Best of all? The Magpie Murders includes two mysteries in one. There is the series detective Atticus Pund, who must solve his final case before an aggressive brain tumour kills him. The murders take place in the fictitious village of Saxby-on-Avon near Bath, England in the 1950's. Atticus Pund survived concentration camps to settle in England and become a private detective. He and his assistant, James Fraser solve difficult cases, much in the style of Sherlock Holmes.

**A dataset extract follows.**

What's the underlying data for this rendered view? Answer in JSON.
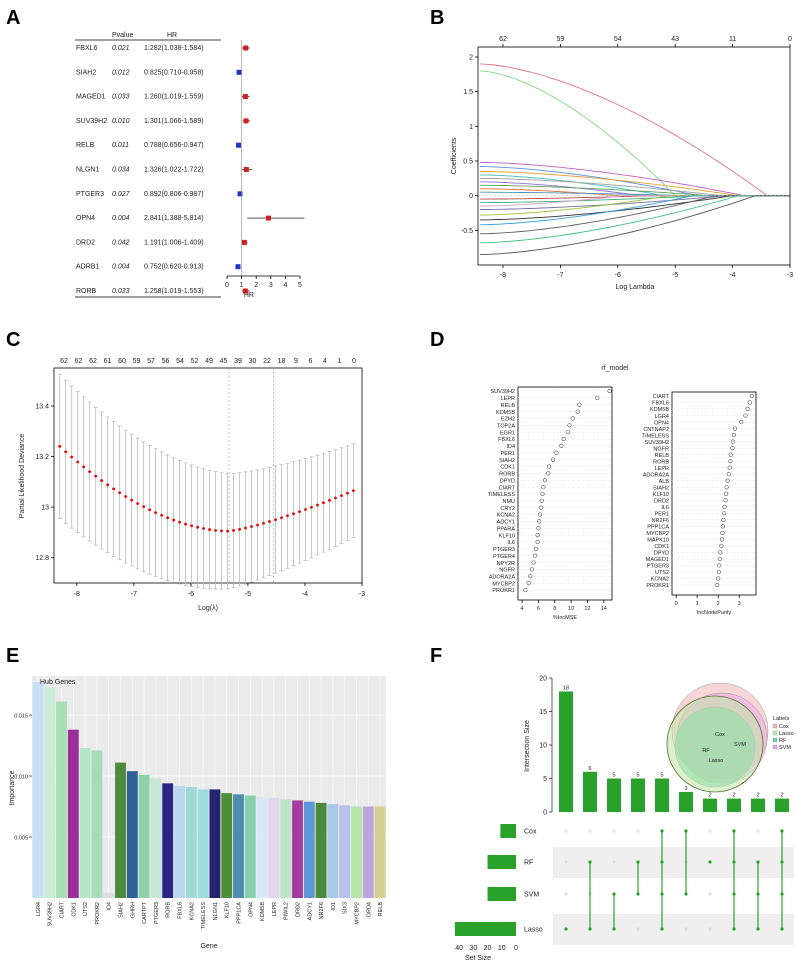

Alan Conway, author of the Pund books, is a client of Susan Ryeland, as editor, and Cloverleaf Books, publisher, owned by Charles Clover. In this second mystery, Alan is thought to have committed suicide but it seems unlikely that he did. His latest novel was just delivered to Cloverleaf and he is a huge success financially. Susan is asked by Charles, her boss, to find the final chapters of Conway's novel which are inexplicably missing. In her quest for the end of the book, she is drawn into the role of amateur detective. The mysteries intertwine in clever ways and both keep you guessing until the end. In the fashion of old-time Agatha Christie, the puzzle is king and its solution doesn't depend on forensics or other technologies. The detectives' wits save the day.
This is the first novel by Anthony Horowitz that I have read. I will be putting holds on some of his others at my local library.
Other book recommendations from this summer include: non-fiction: White Trash: The 400 Year Untold History of Class in America, The Genius of Birds, No is Not Enough. Fiction: Do Not Say We Have Nothing, The Child, War Cry.
I am an avid reader and like to share some of my "finds" with others.